Proust-y poultry poetry

This week, as a prize for my writerly jiggerypokery in Talk of the Town‘s ‘Saltburn Memories’ poetry competition, I was presented with  an impressive black and white photo of Huntcliffe, taken by documentary photographer Ian Forsyth. It is a beautiful, brooding photo of storm clouds gathering over the clay cliffs and grey waters of the bay that provided a backdrop to childhood Sunday afternoon intakes of ‘fresh air’, and – a few years later, but not so many as to make it entirely legal- to queues for admittance to the shrine of sophistication that was Philmores Nightclub (formerly the Spa Ballroom, where my parents “got together”. Somehow not so cool). Plus, it was the scene of subsequent, cider ‘n’ black-fuelled weeping sessions by the burger van (“What’s yours, love? Onions and sauce?”) to the strains of Nilsson’s (admittedly eye-wateringly high) Without You.

*Sighs nostalgically.

I am going all gooey at the olfactory memory of mechanically recovered cow patties, even though I have recently entered into my twenty-third year of ovo-lacto vegetarianism (I know, I hardly look old enough for this possibly to be true). My winning poem, Clear Days, is also based on recollections of the smells of Saltburn. I mean this entirely in a complimentary way.

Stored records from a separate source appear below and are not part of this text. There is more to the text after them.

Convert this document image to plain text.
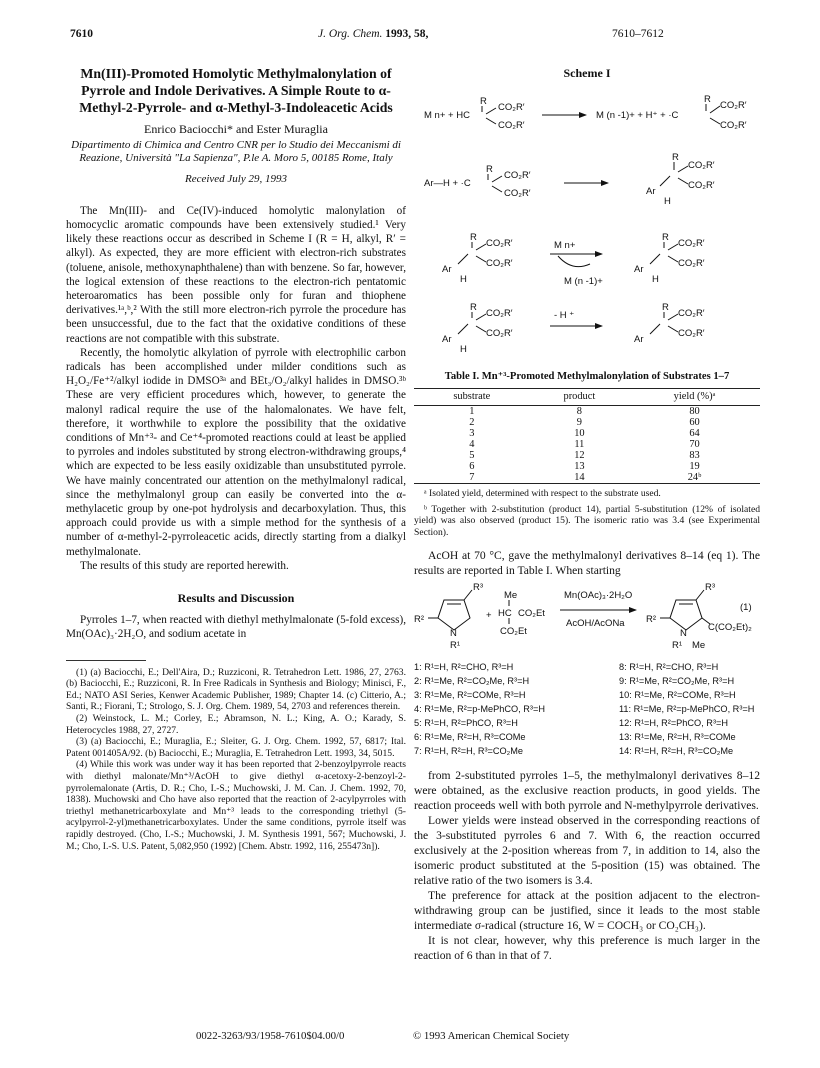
7610	J. Org. Chem. 1993, 58,	7610–7612
Mn(III)-Promoted Homolytic Methylmalonylation of Pyrrole and Indole Derivatives. A Simple Route to α-Methyl-2-Pyrrole- and α-Methyl-3-Indoleacetic Acids
Enrico Baciocchi* and Ester Muraglia
Dipartimento di Chimica and Centro CNR per lo Studio dei Meccanismi di Reazione, Università "La Sapienza", P.le A. Moro 5, 00185 Rome, Italy
Received July 29, 1993

The Mn(III)- and Ce(IV)-induced homolytic malonylation of homocyclic aromatic compounds have been extensively studied.¹ Very likely these reactions occur as described in Scheme I (R = H, alkyl, R′ = alkyl). As expected, they are more efficient with electron-rich substrates (toluene, anisole, methoxynaphthalene) than with benzene. So far, however, the logical extension of these reactions to the electron-rich pentatomic heteroaromatics has been possible only for furan and thiophene derivatives.¹ᵃ,ᵇ,² With the still more electron-rich pyrrole the procedure has been unsuccessful, due to the fact that the oxidative conditions of these reactions are not compatible with this substrate.

Recently, the homolytic alkylation of pyrrole with electrophilic carbon radicals has been accomplished under milder conditions such as H₂O₂/Fe⁺²/alkyl iodide in DMSO³ᵃ and BEt₃/O₂/alkyl halides in DMSO.³ᵇ These are very efficient procedures which, however, to generate the malonyl radical require the use of the halomalonates. We have felt, therefore, it worthwhile to explore the possibility that the oxidative conditions of Mn⁺³- and Ce⁺⁴-promoted reactions could at least be applied to pyrroles and indoles substituted by strong electron-withdrawing groups,⁴ which are expected to be less easily oxidizable than unsubstituted pyrrole. We have mainly concentrated our attention on the methylmalonyl radical, since the methylmalonyl group can easily be converted into the α-methylacetic group by one-pot hydrolysis and decarboxylation. Thus, this approach could provide us with a simple method for the synthesis of a number of α-methyl-2-pyrroleacetic acids, directly starting from a dialkyl methylmalonate.

The results of this study are reported herewith.

Results and Discussion

Pyrroles 1–7, when reacted with diethyl methylmalonate (5-fold excess), Mn(OAc)₃·2H₂O, and sodium acetate in

(1) (a) Baciocchi, E.; Dell'Aira, D.; Ruzziconi, R. Tetrahedron Lett. 1986, 27, 2763. (b) Baciocchi, E.; Ruzziconi, R. In Free Radicals in Synthesis and Biology; Minisci, F., Ed.; NATO ASI Series, Kenwer Academic Publisher, 1989; Chapter 14. (c) Citterio, A.; Santi, R.; Fiorani, T.; Strologo, S. J. Org. Chem. 1989, 54, 2703 and references therein.

(2) Weinstock, L. M.; Corley, E.; Abramson, N. L.; King, A. O.; Karady, S. Heterocycles 1988, 27, 2727.

(3) (a) Baciocchi, E.; Muraglia, E.; Sleiter, G. J. Org. Chem. 1992, 57, 6817; Ital. Patent 001405A/92. (b) Baciocchi, E.; Muraglia, E. Tetrahedron Lett. 1993, 34, 5015.

(4) While this work was under way it has been reported that 2-benzoylpyrrole reacts with diethyl malonate/Mn⁺³/AcOH to give diethyl α-acetoxy-2-benzoyl-2-pyrrolemalonate (Artis, D. R.; Cho, I.-S.; Muchowski, J. M. Can. J. Chem. 1992, 70, 1838). Muchowski and Cho have also reported that the reaction of 2-acylpyrroles with triethyl methanetricarboxylate and Mn⁺³ leads to the corresponding triethyl (5-acylpyrrol-2-yl)methanetricarboxylates. Under the same conditions, pyrrole itself was rapidly destroyed. (Cho, I.-S.; Muchowski, J. M. Synthesis 1991, 567; Muchowski, J. M.; Cho, I.-S. U.S. Patent, 5,082,950 (1992) [Chem. Abstr. 1992, 116, 255473n]).

Scheme I
M n+ + HC
R
CO₂R′
CO₂R′
M (n -1)+ + H⁺ + ·C
R
CO₂R′
CO₂R′
Ar—H + ·C
R
CO₂R′
CO₂R′
R
CO₂R′
CO₂R′
Ar
H
R
CO₂R′
CO₂R′
Ar
H
M n+
M (n -1)+
R
CO₂R′
CO₂R′
Ar
H
R
CO₂R′
CO₂R′
Ar
H
- H ⁺
R
CO₂R′
CO₂R′
Ar
Table I. Mn⁺³-Promoted Methylmalonylation of Substrates 1–7
substrate	product	yield (%)ᵃ
1	8	80
2	9	60
3	10	64
4	11	70
5	12	83
6	13	19
7	14	24ᵇ

ᵃ Isolated yield, determined with respect to the substrate used.

ᵇ Together with 2-substitution (product 14), partial 5-substitution (12% of isolated yield) was also observed (product 15). The isomeric ratio was 3.4 (see Experimental Section).

AcOH at 70 °C, gave the methylmalonyl derivatives 8–14 (eq 1). The results are reported in Table I. When starting

R³
R²
N
R¹
+
Me
HC CO₂Et
CO₂Et
Mn(OAc)₃·2H₂O
AcOH/AcONa
R³
R²
N
R¹ Me
C(CO₂Et)₂
(1)
1: R¹=H, R²=CHO, R³=H
2: R¹=Me, R²=CO₂Me, R³=H
3: R¹=Me, R²=COMe, R³=H
4: R¹=Me, R²=p-MePhCO, R³=H
5: R¹=H, R²=PhCO, R³=H
6: R¹=Me, R²=H, R³=COMe
7: R¹=H, R²=H, R³=CO₂Me
8: R¹=H, R²=CHO, R³=H
9: R¹=Me, R²=CO₂Me, R³=H
10: R¹=Me, R²=COMe, R³=H
11: R¹=Me, R²=p-MePhCO, R³=H
12: R¹=H, R²=PhCO, R³=H
13: R¹=Me, R²=H, R³=COMe
14: R¹=H, R²=H, R³=CO₂Me

from 2-substituted pyrroles 1–5, the methylmalonyl derivatives 8–12 were obtained, as the exclusive reaction products, in good yields. The reaction proceeds well with both pyrrole and N-methylpyrrole derivatives.

Lower yields were instead observed in the corresponding reactions of the 3-substituted pyrroles 6 and 7. With 6, the reaction occurred exclusively at the 2-position whereas from 7, in addition to 14, also the isomeric product substituted at the 5-position (15) was obtained. The relative ratio of the two isomers is 3.4.

The preference for attack at the position adjacent to the electron-withdrawing group can be justified, since it leads to the most stable intermediate σ-radical (structure 16, W = COCH₃ or CO₂CH₃).

It is not clear, however, why this preference is much larger in the reaction of 6 than in that of 7.

0022-3263/93/1958-7610$04.00/0	© 1993 American Chemical Society
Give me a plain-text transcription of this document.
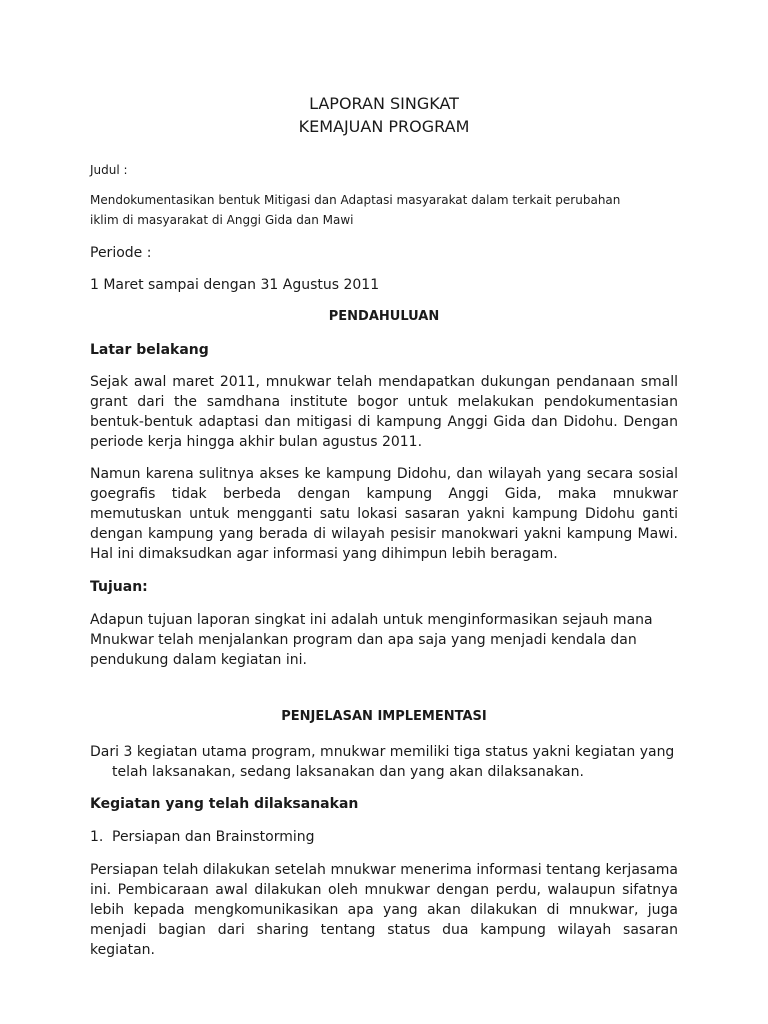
LAPORAN SINGKAT

KEMAJUAN PROGRAM

Judul :

Mendokumentasikan bentuk Mitigasi dan Adaptasi masyarakat dalam terkait perubahan

iklim di masyarakat di Anggi Gida dan Mawi

Periode :

1 Maret sampai dengan 31 Agustus 2011

PENDAHULUAN

Latar belakang

Sejak awal maret 2011, mnukwar telah mendapatkan dukungan pendanaan small grant dari the samdhana institute bogor untuk melakukan pendokumentasian bentuk-bentuk adaptasi dan mitigasi di kampung Anggi Gida dan Didohu. Dengan periode kerja hingga akhir bulan agustus 2011.

Namun karena sulitnya akses ke kampung Didohu, dan wilayah yang secara sosial goegrafis tidak berbeda dengan kampung Anggi Gida, maka mnukwar memutuskan untuk mengganti satu lokasi sasaran yakni kampung Didohu ganti dengan kampung yang berada di wilayah pesisir manokwari yakni kampung Mawi. Hal ini dimaksudkan agar informasi yang dihimpun lebih beragam.

Tujuan:

Adapun tujuan laporan singkat ini adalah untuk menginformasikan sejauh mana

Mnukwar telah menjalankan program dan apa saja yang menjadi kendala dan

pendukung dalam kegiatan ini.

PENJELASAN IMPLEMENTASI

Dari 3 kegiatan utama program, mnukwar memiliki tiga status yakni kegiatan yang

telah laksanakan, sedang laksanakan dan yang akan dilaksanakan.

Kegiatan yang telah dilaksanakan

1. Persiapan dan Brainstorming

Persiapan telah dilakukan setelah mnukwar menerima informasi tentang kerjasama ini. Pembicaraan awal dilakukan oleh mnukwar dengan perdu, walaupun sifatnya lebih kepada mengkomunikasikan apa yang akan dilakukan di mnukwar, juga menjadi bagian dari sharing tentang status dua kampung wilayah sasaran kegiatan.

For me, Saltburn woods were about an odour vaguely reminiscent of the aforementioned charred onions, but with mental links to our semi-adventurous, wholly shoestring-budget, family camping holidays to the various shores of la Belle France: an aroma which today’s underage revellers would instantly identify as the deadly white garlic gloop which gives a vaguely Continental European edge to their ethnically-confused snacks( à la  London Pizza).

Also fighting for dominance of my Top Local Historical Whiffs list was the  Cup-a-Soup dispensed – somewhat perfunctorily- by the Saltburn Leisure Centre vending machine, melting the not-quite-fit-for-purpose plastic cups and scalding your fingers and throat in a powdery, salty assault, mixed with grass cuttings my Mum assured me were a wonderful new invention called “herbs”. I wonder if the liquid had ever actually been in contact with a broiler. In those days, I didn’t devote so much time and energy to distinguishing between “chicken flavour” and “chicken flavoured”. Everything was just chicken-y. And simple.

*Shakes head wistfully, knowing it was not really that simple and it was not a nice time for the poor birdies in question.